Hackers exploit critical PTC Windchill PLM software flaw
Summary
Hackers are actively exploiting a critical vulnerability in PTC's Windchill and FlexPLM software, which are vital product lifecycle management solutions. This unsafe deserialization flaw, tracked as CVE-2026-12569, allows for remote code execution and has a CVSS score of 9.3. PTC has released patches, and CISA has added it to its Known Exploited Vulnerabilities catalog due to heightened threat activity.
IFF Assessment
The article details a critical vulnerability being actively exploited, which poses a significant risk to organizations and defenders.
Severity
The vulnerability has a CVSS score of 9.3, indicating a critical severity. It is an unsafe deserialization flaw enabling remote code execution, making it highly exploitable and impactful for affected systems.
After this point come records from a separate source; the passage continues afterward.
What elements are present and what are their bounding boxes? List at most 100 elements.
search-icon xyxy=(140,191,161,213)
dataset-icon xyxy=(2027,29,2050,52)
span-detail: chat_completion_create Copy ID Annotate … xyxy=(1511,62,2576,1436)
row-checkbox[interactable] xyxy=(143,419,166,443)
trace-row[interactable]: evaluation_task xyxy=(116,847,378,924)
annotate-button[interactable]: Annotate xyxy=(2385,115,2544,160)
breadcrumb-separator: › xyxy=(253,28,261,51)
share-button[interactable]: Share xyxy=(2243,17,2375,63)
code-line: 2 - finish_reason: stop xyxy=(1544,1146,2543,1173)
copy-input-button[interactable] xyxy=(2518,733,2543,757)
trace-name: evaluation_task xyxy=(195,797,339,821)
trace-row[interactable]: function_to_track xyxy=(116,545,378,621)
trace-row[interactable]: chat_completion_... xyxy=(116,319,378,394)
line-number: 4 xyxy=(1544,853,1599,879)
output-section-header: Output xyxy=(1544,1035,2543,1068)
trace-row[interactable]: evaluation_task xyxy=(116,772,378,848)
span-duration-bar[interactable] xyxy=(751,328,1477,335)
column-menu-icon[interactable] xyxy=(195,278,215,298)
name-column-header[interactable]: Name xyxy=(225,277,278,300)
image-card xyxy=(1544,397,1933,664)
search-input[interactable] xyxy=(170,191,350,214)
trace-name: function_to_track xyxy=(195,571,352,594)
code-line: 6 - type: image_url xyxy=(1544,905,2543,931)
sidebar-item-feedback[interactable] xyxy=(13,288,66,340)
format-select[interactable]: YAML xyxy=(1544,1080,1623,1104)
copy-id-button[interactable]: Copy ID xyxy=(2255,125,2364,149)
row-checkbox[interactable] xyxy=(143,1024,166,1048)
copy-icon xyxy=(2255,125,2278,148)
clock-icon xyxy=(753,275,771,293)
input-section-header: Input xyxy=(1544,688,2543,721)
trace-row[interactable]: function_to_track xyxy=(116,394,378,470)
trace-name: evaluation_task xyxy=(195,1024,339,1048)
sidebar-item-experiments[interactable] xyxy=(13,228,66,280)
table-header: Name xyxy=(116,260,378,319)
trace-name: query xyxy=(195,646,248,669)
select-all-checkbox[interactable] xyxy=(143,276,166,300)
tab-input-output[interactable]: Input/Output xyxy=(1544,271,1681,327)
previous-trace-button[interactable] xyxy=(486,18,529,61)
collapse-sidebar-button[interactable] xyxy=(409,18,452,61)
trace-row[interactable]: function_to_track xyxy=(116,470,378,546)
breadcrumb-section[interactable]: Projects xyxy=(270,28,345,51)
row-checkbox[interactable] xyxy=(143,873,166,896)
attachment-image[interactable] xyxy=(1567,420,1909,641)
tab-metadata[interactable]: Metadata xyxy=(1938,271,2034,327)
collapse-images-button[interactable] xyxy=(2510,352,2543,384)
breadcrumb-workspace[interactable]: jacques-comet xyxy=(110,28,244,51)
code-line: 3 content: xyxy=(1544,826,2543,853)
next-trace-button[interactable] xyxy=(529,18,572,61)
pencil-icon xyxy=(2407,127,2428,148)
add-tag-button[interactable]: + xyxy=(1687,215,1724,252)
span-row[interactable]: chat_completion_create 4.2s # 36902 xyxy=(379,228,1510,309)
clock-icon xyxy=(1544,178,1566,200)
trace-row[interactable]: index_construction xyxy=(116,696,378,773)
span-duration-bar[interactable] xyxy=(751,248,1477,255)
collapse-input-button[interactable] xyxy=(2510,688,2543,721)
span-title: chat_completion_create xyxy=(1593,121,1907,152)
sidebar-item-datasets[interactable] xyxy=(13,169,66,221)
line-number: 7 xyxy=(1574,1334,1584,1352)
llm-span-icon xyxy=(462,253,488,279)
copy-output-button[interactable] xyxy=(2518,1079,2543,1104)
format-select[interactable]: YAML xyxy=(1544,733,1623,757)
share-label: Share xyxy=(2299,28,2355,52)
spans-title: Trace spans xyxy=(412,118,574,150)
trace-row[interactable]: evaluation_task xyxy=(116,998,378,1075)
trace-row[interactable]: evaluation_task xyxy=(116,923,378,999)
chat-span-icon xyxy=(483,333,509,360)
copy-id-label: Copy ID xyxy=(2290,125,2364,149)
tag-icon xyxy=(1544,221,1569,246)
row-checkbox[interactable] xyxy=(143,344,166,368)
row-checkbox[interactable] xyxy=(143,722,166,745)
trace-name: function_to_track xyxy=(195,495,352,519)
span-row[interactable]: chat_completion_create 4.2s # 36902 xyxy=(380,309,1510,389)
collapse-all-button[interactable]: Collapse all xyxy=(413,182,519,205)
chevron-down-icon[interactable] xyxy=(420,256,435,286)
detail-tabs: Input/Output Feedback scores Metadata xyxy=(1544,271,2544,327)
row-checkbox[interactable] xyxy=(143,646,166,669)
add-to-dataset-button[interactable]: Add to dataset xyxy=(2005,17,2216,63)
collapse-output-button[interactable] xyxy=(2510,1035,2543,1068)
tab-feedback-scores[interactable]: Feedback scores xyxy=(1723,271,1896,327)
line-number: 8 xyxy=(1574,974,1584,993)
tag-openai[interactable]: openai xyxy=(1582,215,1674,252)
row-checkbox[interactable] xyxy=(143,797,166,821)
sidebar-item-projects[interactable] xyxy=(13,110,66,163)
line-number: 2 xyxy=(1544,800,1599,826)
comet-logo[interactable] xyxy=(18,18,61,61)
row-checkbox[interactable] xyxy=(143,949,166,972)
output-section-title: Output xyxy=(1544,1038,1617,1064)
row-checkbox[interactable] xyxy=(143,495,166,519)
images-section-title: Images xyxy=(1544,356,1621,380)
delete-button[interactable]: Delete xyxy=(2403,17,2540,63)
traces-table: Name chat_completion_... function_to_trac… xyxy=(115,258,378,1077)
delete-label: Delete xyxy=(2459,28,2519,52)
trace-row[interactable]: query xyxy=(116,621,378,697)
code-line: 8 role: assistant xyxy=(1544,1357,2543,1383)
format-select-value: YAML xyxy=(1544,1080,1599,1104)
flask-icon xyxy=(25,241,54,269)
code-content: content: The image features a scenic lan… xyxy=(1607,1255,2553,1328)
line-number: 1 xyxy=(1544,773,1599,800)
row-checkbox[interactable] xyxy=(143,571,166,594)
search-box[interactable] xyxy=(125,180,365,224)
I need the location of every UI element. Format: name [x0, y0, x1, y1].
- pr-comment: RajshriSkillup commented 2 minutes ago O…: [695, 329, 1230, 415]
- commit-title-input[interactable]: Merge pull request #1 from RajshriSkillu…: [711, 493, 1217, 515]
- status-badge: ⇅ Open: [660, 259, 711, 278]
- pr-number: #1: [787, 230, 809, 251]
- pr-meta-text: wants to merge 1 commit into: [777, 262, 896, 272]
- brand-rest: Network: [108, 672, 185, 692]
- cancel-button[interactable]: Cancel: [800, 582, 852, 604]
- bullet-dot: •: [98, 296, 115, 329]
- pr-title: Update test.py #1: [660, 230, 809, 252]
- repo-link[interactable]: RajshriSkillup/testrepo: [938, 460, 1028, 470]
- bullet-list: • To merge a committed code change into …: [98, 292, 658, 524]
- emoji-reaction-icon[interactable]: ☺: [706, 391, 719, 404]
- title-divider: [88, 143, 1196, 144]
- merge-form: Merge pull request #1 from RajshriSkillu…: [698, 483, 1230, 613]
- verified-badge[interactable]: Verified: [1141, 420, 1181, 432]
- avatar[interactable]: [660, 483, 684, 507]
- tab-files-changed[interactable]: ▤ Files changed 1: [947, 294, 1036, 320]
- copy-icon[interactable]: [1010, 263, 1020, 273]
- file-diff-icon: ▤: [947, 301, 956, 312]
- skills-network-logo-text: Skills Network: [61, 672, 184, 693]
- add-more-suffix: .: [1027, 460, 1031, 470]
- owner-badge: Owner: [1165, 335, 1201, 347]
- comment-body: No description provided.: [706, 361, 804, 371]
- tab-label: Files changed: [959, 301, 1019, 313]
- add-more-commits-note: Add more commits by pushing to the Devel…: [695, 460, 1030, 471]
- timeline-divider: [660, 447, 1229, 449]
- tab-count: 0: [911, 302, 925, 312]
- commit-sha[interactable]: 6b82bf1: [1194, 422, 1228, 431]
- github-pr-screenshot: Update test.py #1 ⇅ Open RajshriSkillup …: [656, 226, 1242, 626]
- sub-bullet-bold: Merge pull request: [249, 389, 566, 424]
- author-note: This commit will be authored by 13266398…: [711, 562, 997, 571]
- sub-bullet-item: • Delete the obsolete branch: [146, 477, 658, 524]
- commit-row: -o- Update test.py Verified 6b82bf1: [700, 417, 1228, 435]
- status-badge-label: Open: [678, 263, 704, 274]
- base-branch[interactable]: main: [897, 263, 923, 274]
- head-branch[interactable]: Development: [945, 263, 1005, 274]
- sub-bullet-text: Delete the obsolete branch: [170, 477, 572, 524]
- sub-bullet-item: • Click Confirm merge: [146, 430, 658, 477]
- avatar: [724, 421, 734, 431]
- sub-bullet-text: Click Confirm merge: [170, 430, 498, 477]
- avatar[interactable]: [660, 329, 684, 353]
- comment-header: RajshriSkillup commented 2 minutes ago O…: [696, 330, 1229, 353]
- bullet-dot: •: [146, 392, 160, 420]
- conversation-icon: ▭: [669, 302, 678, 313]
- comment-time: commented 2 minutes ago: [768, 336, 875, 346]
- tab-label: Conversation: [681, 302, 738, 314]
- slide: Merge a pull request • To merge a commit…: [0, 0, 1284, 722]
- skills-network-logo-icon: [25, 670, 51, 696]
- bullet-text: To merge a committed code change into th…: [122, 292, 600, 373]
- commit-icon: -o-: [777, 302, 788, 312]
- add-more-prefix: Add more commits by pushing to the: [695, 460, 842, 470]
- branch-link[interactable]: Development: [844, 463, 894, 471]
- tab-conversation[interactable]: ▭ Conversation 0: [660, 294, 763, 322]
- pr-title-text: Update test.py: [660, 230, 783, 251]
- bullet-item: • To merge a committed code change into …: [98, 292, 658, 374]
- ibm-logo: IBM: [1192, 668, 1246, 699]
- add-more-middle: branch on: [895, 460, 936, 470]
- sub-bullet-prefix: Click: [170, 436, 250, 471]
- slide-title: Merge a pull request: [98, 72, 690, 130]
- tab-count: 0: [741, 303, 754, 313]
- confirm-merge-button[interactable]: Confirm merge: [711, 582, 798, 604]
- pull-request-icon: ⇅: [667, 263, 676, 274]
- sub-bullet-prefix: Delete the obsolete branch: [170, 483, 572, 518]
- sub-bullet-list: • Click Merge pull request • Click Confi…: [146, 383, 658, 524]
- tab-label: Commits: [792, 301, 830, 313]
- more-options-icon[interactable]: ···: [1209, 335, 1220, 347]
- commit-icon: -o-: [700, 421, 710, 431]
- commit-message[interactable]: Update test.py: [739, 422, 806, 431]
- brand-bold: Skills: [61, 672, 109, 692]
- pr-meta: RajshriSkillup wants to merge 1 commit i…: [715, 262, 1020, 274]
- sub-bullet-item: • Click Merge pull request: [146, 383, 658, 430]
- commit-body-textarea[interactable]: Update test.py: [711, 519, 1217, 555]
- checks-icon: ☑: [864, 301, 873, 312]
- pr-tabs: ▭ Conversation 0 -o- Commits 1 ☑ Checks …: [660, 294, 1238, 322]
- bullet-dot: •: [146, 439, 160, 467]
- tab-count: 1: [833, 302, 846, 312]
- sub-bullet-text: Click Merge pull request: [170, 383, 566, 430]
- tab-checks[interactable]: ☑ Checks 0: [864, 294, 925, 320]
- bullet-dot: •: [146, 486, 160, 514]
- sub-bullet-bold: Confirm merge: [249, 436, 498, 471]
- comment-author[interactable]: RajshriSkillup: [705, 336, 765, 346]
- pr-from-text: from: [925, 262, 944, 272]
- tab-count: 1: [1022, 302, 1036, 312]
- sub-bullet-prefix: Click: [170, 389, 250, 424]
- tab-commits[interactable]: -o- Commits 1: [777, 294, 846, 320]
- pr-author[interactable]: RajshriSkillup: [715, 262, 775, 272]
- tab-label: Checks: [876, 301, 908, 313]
CISA KEV: Listed as actively exploited. Federal patch due: June 28, 2026. Known ransomware use: Unknown.
Defender Context
Defenders need to prioritize patching or mitigating the CVE-2026-12569 vulnerability in PTC Windchill and FlexPLM software immediately, as it is being actively exploited. The inclusion on CISA's KEV catalog signifies a high likelihood of further attacks, and organizations should monitor for indicators of compromise such as web shell deployments.